Convenience store chain 7-Eleven is set to shutter hundreds of its stores this year. The North American operator of 7-Eleven plans to close 645 stores in the 2026 fiscal year, surpassing the 205 openings projected during the same period. The parent company, Seven & i Holdings, mentioned that these closures will involve transitioning some stores into wholesale fuel outlets, as indicated in financial reports. In recent years, 7-Eleven has been steadily expanding its network of wholesale fuel stores in North America, with over 900 locations by December 2025.
Although the company did not provide specific details or reasons for the closures, it is part of their strategy to optimize operations.
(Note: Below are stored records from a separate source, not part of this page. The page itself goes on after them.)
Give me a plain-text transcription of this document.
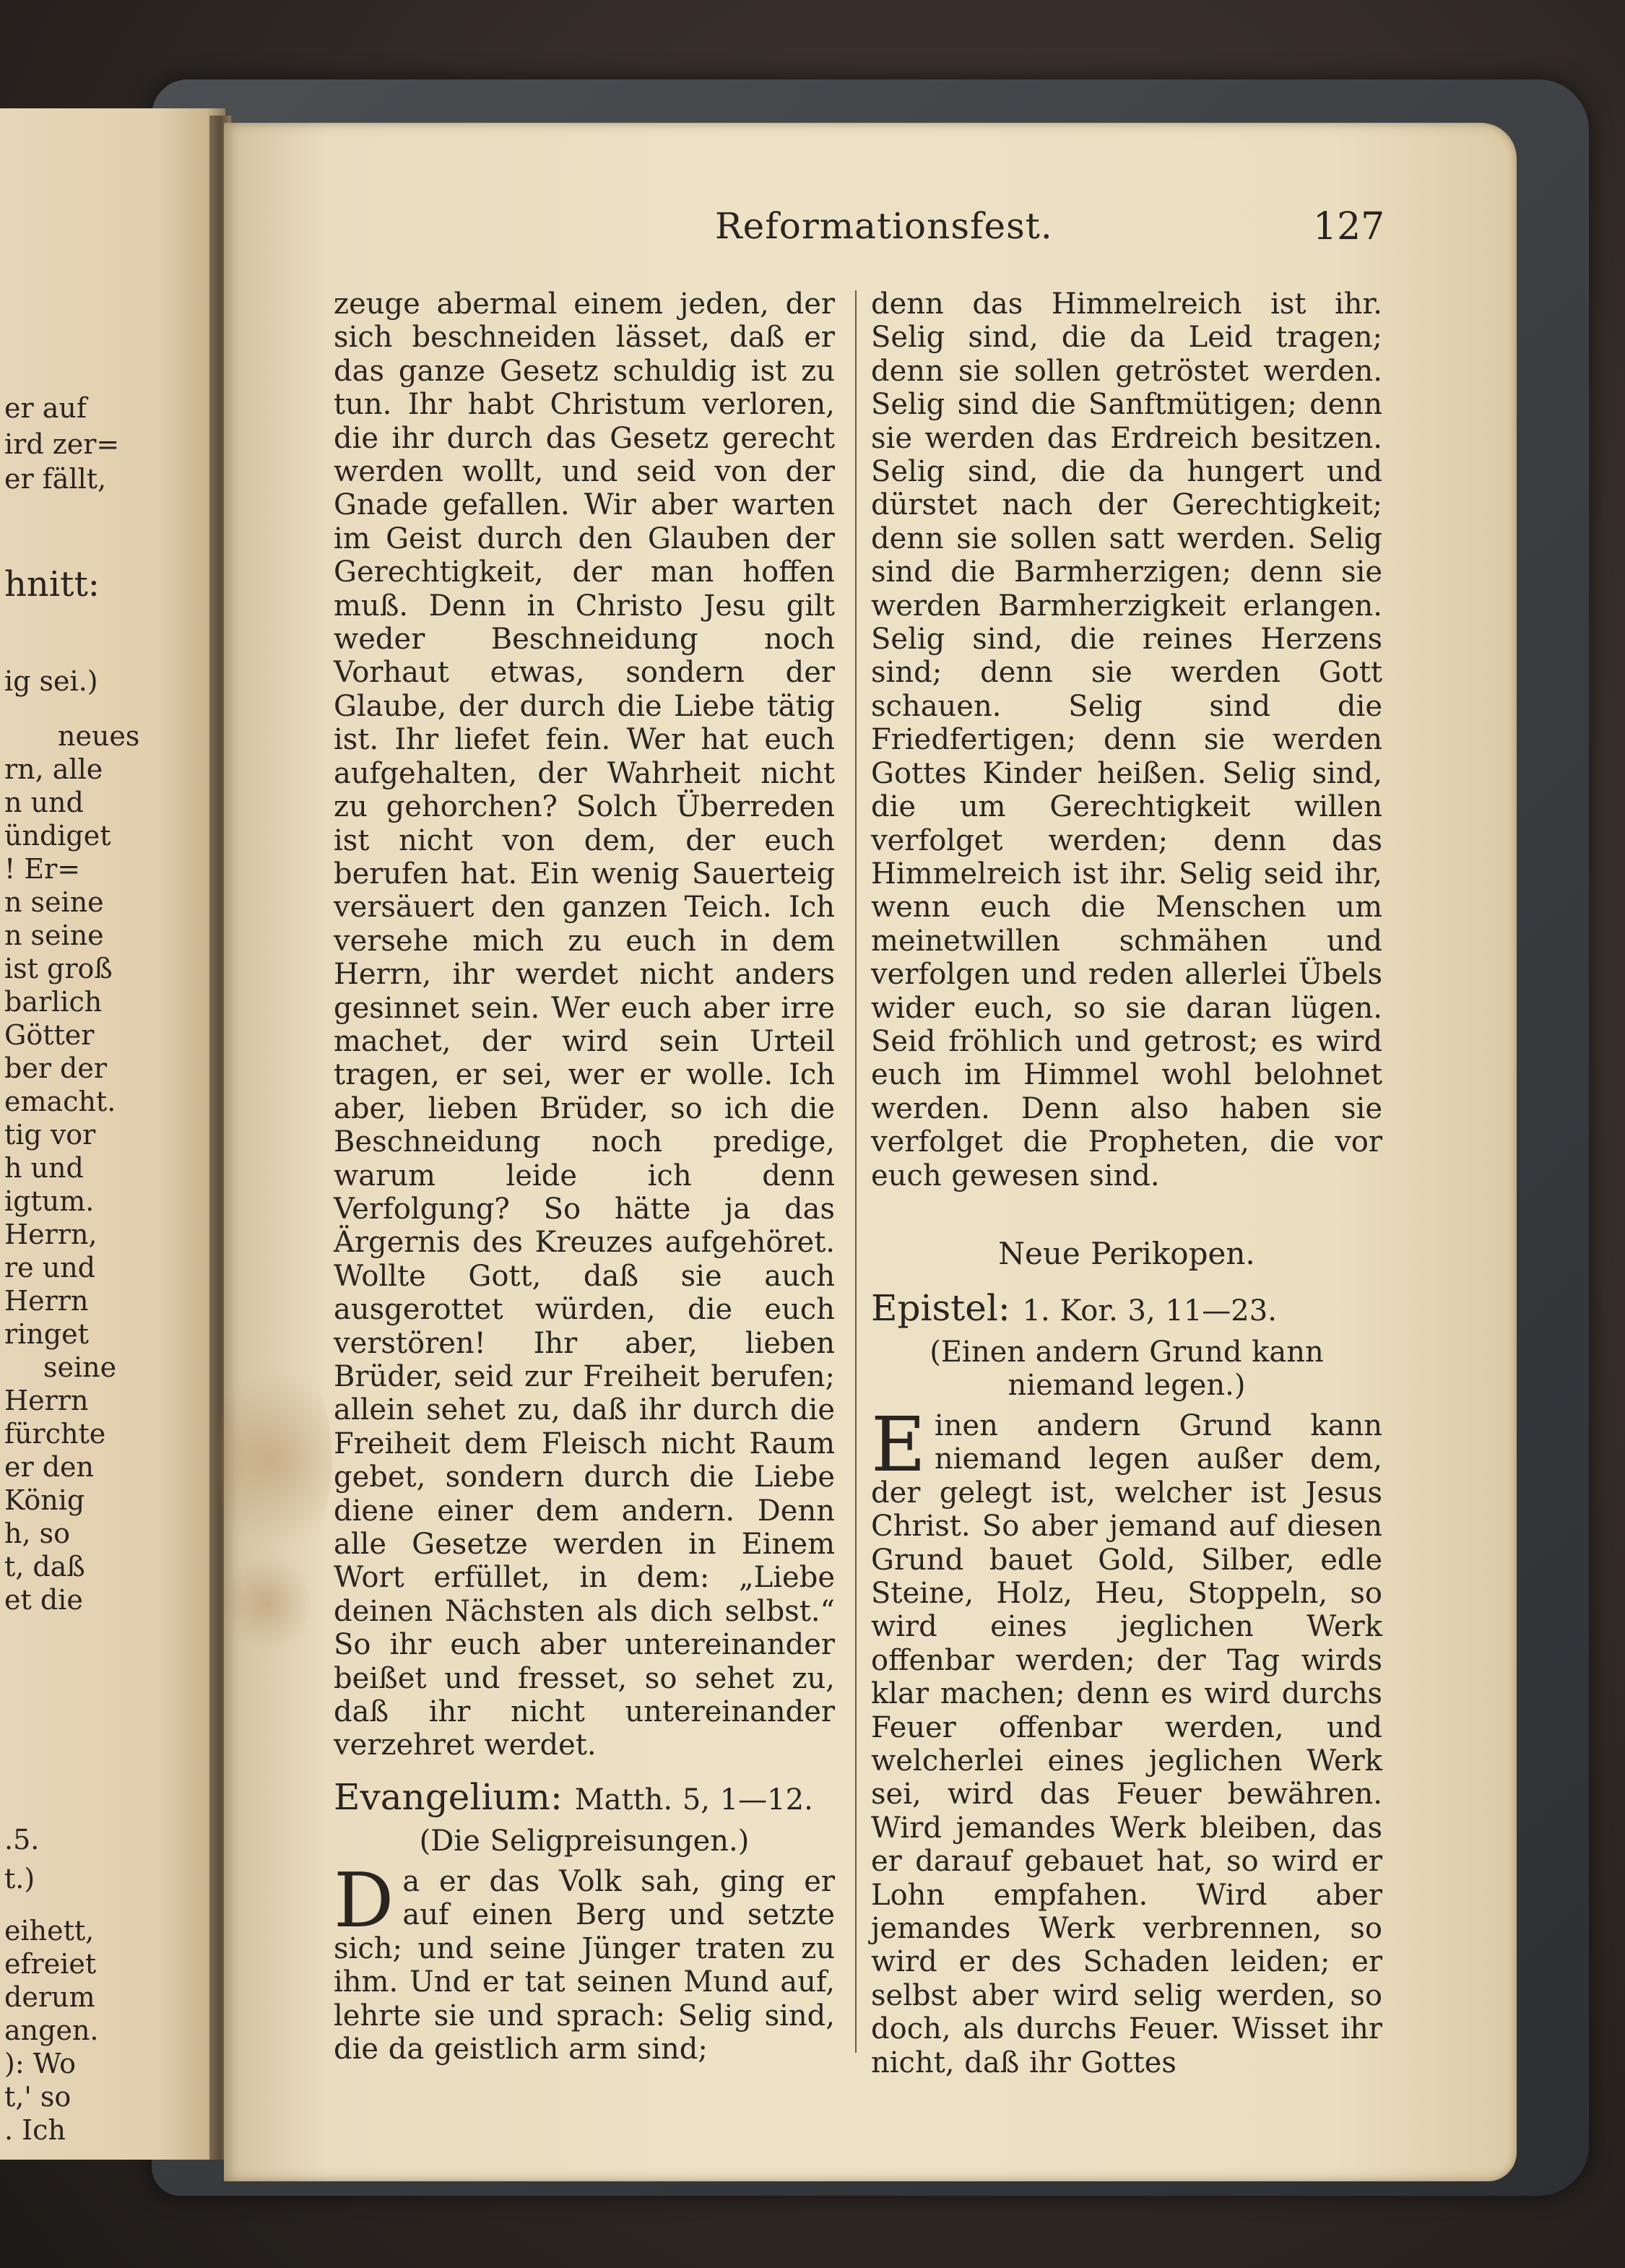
er auf
ird zer=
er fällt,
hnitt:
ig sei.)
neues
rn, alle
n und
ündiget
! Er=
n seine
n seine
ist groß
barlich
Götter
ber der
emacht.
tig vor
h und
igtum.
Herrn,
re und
Herrn
ringet
seine
Herrn
fürchte
er den
König
h, so
t, daß
et die
.5.
t.)
eihett,
efreiet
derum
angen.
): Wo
t,' so
. Ich
Reformationsfest.	127

zeuge abermal einem jeden, der sich beschneiden lässet, daß er das ganze Gesetz schuldig ist zu tun. Ihr habt Christum verloren, die ihr durch das Gesetz gerecht werden wollt, und seid von der Gnade gefallen. Wir aber warten im Geist durch den Glauben der Gerechtigkeit, der man hoffen muß. Denn in Christo Jesu gilt weder Beschneidung noch Vorhaut etwas, sondern der Glaube, der durch die Liebe tätig ist. Ihr liefet fein. Wer hat euch aufgehalten, der Wahrheit nicht zu gehorchen? Solch Überreden ist nicht von dem, der euch berufen hat. Ein wenig Sauerteig versäuert den ganzen Teich. Ich versehe mich zu euch in dem Herrn, ihr werdet nicht anders gesinnet sein. Wer euch aber irre machet, der wird sein Urteil tragen, er sei, wer er wolle. Ich aber, lieben Brüder, so ich die Beschneidung noch predige, warum leide ich denn Verfolgung? So hätte ja das Ärgernis des Kreuzes aufgehöret. Wollte Gott, daß sie auch ausgerottet würden, die euch verstören! Ihr aber, lieben Brüder, seid zur Freiheit berufen; allein sehet zu, daß ihr durch die Freiheit dem Fleisch nicht Raum gebet, sondern durch die Liebe diene einer dem andern. Denn alle Gesetze werden in Einem Wort erfüllet, in dem: „Liebe deinen Nächsten als dich selbst.“ So ihr euch aber untereinander beißet und fresset, so sehet zu, daß ihr nicht untereinander verzehret werdet.

Evangelium: Matth. 5, 1—12.
(Die Seligpreisungen.)

Da er das Volk sah, ging er auf einen Berg und setzte sich; und seine Jünger traten zu ihm. Und er tat seinen Mund auf, lehrte sie und sprach: Selig sind, die da geistlich arm sind;

denn das Himmelreich ist ihr. Selig sind, die da Leid tragen; denn sie sollen getröstet werden. Selig sind die Sanftmütigen; denn sie werden das Erdreich besitzen. Selig sind, die da hungert und dürstet nach der Gerechtigkeit; denn sie sollen satt werden. Selig sind die Barmherzigen; denn sie werden Barmherzigkeit erlangen. Selig sind, die reines Herzens sind; denn sie werden Gott schauen. Selig sind die Friedfertigen; denn sie werden Gottes Kinder heißen. Selig sind, die um Gerechtigkeit willen verfolget werden; denn das Himmelreich ist ihr. Selig seid ihr, wenn euch die Menschen um meinetwillen schmähen und verfolgen und reden allerlei Übels wider euch, so sie daran lügen. Seid fröhlich und getrost; es wird euch im Himmel wohl belohnet werden. Denn also haben sie verfolget die Propheten, die vor euch gewesen sind.

Neue Perikopen.
Epistel: 1. Kor. 3, 11—23.
(Einen andern Grund kann niemand legen.)

Einen andern Grund kann niemand legen außer dem, der gelegt ist, welcher ist Jesus Christ. So aber jemand auf diesen Grund bauet Gold, Silber, edle Steine, Holz, Heu, Stoppeln, so wird eines jeglichen Werk offenbar werden; der Tag wirds klar machen; denn es wird durchs Feuer offenbar werden, und welcherlei eines jeglichen Werk sei, wird das Feuer bewähren. Wird jemandes Werk bleiben, das er darauf gebauet hat, so wird er Lohn empfahen. Wird aber jemandes Werk verbrennen, so wird er des Schaden leiden; er selbst aber wird selig werden, so doch, als durchs Feuer. Wisset ihr nicht, daß ihr Gottes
Currently, there are more than 86,000 7-Eleven stores in 19 countries globally, with the North American arm overseeing over 13,000 stores in the United States and Canada.
The decision to close stores comes amidst challenging economic conditions, including global inflationary pressures and energy market disruptions due to geopolitical tensions. Seven & i observed a softening in personal consumption, particularly among lower-income households in North America, as inflationary pressures persisted through the 2025 fiscal year.
Meanwhile, Seven & i’s subsidiaries outside North America are expected to open more stores than they are closing, with Seven-Eleven Japan planning to close 350 stores while opening 550 locations. The company anticipates a 9.4% decline in revenue for the current fiscal year, amounting to nearly 9.45 trillion yen (approximately $81.95 billion Cdn).
7-Eleven has been focusing on enhancing its convenience store offerings through a comprehensive transformation plan, which includes investments in fresh food options and the expansion of its “7NOW” delivery service. These strategic changes coincide with the appointment of Stephen Hayes Dacus as the new CEO of Seven & i last spring.